6. Enfin, le recourant est en possession de documents suffisants pour rentrer dans son pays ou, à tout le moins, est en mesure d'entreprendre toute démarche nécessaire auprès de la représentation de son pays d'origine en vue de l'obtention de documents de voyage lui permettant de quitter la Suisse. L'exécution du renvoi ne se heurte donc pas à des obstacles insurmontables d'ordre technique et s'avère également possible (cf. ATAF 2008/34 consid. 12 p. 513-515). 7. 7.1 Au vu de ce qui précède, c'est à bon droit que l'ODM a levé l'admission provisoire du recourant et ordonné l'exécution de son renvoi. 7.2 Il s'ensuit que le recours doit être rejeté.
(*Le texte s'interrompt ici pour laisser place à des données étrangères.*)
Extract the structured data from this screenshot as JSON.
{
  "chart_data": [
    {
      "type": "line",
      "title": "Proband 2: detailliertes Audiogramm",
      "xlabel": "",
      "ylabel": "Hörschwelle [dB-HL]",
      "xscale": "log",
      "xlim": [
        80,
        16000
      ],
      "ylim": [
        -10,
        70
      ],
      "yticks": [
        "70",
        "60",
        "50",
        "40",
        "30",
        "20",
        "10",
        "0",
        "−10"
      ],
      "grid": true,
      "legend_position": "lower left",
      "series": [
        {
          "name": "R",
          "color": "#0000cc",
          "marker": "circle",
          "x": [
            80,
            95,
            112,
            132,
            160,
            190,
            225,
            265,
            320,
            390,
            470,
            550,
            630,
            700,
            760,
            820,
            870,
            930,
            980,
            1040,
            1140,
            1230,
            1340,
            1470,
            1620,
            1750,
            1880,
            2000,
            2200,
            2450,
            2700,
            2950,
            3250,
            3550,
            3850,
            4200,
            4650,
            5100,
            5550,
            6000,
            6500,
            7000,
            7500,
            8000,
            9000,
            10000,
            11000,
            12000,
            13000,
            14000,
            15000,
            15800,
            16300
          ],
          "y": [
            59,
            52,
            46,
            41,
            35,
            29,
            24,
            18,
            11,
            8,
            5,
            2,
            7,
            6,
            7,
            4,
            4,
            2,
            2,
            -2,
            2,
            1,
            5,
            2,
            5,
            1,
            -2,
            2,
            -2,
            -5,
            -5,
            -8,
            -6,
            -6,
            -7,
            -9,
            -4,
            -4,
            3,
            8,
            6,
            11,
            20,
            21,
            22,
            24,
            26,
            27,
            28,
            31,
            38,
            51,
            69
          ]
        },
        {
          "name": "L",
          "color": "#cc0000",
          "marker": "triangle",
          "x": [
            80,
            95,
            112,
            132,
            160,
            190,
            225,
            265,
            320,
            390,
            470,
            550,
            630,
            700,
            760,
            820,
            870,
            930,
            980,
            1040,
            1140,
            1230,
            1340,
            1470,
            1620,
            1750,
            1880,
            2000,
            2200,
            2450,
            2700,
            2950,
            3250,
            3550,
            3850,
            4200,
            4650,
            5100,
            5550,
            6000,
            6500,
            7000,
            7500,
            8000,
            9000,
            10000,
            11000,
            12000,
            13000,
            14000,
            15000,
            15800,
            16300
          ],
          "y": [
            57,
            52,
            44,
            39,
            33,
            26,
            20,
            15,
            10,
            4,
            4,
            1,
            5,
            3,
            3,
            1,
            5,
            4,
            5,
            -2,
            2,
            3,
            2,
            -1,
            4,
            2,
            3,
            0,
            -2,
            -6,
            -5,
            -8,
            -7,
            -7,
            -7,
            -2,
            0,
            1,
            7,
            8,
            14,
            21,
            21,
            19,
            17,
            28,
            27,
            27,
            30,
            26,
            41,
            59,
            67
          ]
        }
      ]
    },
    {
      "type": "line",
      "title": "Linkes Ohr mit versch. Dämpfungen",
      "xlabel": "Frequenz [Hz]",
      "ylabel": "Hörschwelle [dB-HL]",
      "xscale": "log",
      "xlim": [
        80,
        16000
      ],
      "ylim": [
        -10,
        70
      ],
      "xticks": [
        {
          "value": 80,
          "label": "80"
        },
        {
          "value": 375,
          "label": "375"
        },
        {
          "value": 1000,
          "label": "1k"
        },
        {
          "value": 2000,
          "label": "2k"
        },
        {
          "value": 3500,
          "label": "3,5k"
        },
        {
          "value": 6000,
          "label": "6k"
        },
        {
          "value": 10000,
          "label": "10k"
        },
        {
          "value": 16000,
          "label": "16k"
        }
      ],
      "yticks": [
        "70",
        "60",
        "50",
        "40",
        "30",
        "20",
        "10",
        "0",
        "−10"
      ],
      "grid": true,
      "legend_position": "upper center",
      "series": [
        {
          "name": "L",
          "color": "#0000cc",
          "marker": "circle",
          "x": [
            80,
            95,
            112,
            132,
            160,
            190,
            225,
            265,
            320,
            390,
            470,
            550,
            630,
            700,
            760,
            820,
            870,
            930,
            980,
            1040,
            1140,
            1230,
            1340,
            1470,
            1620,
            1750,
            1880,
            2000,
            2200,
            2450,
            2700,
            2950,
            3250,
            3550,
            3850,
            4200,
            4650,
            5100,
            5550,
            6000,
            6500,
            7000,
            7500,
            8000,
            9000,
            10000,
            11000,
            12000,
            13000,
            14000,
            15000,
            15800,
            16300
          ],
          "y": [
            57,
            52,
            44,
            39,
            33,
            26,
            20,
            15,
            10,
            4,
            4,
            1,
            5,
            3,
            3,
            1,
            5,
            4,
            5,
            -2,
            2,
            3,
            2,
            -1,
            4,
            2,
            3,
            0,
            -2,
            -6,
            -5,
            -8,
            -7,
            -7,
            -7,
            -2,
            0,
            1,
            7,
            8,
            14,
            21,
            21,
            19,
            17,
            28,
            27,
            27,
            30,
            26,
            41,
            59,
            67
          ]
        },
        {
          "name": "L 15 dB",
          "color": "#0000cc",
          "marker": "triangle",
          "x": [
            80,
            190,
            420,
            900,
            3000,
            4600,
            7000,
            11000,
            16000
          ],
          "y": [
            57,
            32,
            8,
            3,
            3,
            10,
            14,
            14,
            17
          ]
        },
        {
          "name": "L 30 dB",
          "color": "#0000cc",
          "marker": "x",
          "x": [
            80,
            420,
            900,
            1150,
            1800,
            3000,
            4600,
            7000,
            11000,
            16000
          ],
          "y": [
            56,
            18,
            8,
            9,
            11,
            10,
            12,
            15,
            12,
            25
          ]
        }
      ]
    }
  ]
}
8. Au vu de l'issue de la cause, il y a lieu de mettre les frais de procédure à la charge du recourant, conformément aux art. 63 al. 1 PA et 2 et 3 let. b du règlement du 21 février 2008 concernant les frais, dépens et indemnités fixés par le Tribunal administratif fédéral (FITAF, RS 173.320.2). Ces frais sont entièrement couverts par l'avance de frais déjà versée. (dispositif : page suivante) Par ces motifs, le Tribunal administratif fédéral prononce :
1. Le recours est rejeté.
2. Les frais de procédure, d'un montant de 600 francs, sont mis à la charge du recourant. Ce montant doit être compensé avec l'avance de frais déjà versée de 600 francs.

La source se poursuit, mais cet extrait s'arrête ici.